Había una vez, en un lejano reino tropical lleno de micos, alimañas y vida en general exótica y exacerbada, una princesa recién nacida. Una de las hadas madrinas, molesta por ser la única que no había sido formalmente invitada al bautizo, farfulló frente a sus majestades y al pie de la cunita: “La hija del rey se pinchará a los quince años con un huso y morirá”. El hada que venía detrás, con el ánimo de atenuar el maleficio, se precipitó frente a la niña y dijo: “No morirá, pero caerá en un profundo sueño que le durará cien años”.
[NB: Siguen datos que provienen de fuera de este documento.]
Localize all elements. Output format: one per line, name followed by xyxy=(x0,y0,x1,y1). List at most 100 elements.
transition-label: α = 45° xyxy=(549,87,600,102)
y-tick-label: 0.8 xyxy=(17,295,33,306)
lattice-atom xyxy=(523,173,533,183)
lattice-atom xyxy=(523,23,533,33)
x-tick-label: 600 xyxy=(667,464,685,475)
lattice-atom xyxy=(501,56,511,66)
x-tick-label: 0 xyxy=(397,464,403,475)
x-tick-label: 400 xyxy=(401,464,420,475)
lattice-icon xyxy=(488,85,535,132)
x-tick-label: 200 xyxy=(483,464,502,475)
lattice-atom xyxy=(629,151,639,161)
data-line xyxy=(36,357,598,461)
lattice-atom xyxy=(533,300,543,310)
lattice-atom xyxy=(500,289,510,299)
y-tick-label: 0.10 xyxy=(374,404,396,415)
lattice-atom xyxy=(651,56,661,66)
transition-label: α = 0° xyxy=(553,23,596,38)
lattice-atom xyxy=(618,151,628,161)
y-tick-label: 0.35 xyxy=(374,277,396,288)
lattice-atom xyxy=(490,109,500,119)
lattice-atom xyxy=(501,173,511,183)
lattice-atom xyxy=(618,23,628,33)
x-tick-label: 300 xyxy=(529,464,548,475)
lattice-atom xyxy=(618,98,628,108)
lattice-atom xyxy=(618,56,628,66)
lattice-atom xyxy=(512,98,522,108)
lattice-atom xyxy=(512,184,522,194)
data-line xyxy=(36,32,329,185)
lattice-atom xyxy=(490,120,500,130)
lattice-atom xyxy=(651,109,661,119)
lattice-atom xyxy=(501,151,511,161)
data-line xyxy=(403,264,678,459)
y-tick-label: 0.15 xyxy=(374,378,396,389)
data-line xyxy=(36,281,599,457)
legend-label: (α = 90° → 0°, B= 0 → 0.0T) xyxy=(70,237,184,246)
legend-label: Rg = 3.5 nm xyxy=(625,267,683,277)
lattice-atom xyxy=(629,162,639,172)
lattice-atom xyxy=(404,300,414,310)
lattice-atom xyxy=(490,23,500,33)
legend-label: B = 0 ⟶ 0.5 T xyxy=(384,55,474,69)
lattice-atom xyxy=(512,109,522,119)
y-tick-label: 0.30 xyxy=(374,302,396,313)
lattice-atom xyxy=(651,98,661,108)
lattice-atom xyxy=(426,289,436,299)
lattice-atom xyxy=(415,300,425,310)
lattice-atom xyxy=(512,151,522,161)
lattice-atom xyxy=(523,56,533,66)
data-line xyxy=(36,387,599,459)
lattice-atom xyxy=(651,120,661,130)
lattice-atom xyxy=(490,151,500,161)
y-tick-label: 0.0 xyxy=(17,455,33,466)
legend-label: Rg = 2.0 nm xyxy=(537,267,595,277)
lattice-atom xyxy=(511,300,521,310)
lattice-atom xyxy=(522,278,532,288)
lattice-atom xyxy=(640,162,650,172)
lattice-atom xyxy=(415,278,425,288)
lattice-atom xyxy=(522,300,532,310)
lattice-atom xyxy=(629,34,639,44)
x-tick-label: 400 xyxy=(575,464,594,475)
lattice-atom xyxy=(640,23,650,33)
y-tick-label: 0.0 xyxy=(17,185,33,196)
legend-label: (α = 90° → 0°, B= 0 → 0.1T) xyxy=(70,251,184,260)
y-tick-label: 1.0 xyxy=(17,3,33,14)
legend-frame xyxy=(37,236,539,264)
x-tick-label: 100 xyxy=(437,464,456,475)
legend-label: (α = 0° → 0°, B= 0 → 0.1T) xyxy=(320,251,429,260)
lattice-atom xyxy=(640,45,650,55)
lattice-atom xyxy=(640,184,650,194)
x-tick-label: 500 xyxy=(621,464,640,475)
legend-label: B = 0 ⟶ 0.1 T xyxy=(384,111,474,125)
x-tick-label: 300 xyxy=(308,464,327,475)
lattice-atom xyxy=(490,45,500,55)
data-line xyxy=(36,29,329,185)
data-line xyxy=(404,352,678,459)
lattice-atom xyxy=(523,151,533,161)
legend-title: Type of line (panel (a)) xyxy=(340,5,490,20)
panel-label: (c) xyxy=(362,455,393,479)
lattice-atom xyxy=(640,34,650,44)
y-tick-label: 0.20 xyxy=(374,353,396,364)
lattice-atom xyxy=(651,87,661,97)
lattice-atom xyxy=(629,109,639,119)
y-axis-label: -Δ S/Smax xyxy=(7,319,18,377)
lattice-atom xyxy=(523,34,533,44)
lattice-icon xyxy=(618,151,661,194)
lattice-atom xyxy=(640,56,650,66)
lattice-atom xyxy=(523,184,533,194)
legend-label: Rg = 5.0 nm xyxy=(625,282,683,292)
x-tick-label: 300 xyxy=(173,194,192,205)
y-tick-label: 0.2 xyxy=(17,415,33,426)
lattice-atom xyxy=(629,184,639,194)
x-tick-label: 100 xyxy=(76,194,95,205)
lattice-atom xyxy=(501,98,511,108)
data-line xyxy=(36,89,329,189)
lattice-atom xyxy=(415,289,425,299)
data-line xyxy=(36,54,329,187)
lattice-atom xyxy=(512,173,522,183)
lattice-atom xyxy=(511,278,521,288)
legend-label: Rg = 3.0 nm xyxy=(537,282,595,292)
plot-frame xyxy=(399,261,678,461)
El rey, queriendo anular por la fuerza aquello que era una sutileza del más allá, ordenó que se quemaran todos los husos del reino y entonces, durante los siguientes quince años, que era el tiempo que faltaba para que la princesa cayera irremediablemente dormida, la gente fue quedándose sin botones y con la ropa sin remendar pues no había husos para arreglar nada, ni el agujero de un calcetín, ni manera de pespuntear una solapa, y como aquel era un reino tropical, con temperaturas calurosas todo el año, los súbditos desecharon las capas, las crinolinas y los pantalones bombachos y adoptaron, por medio de un decreto real, los taparrabos, los fustanes, los refajos y las enaguas.
A los quince años contados la princesa, que era una joven hermosa y rubia como las princesas de los cuentos, subió a una de las torres del castillo y ahí encontró un huso abandonado y, justamente como lo había vaticinado el hada, se pinchó un dedo y se quedó profundamente dormida.
El sueño de la princesa se extendió mágicamente a todos los habitantes y, en cuestión de minutos, fueron quedándose también dormidos.
Entonces la vegetación comenzó a adueñarse del reino y, cien años más tarde, un príncipe que andaba triscando por ahí, descubrió que había un castillo sepultado por la selva y en una de sus torres encontró el cuerpo dormido de una mujer, que un siglo atrás debía haber sido muy bella, pero que ya para entonces era un lío humedecido de greñas, hiedra, clemátide y glicinia, que inspiraba una mezcla de terror y piedad y desde luego ningún deseo de darle un beso.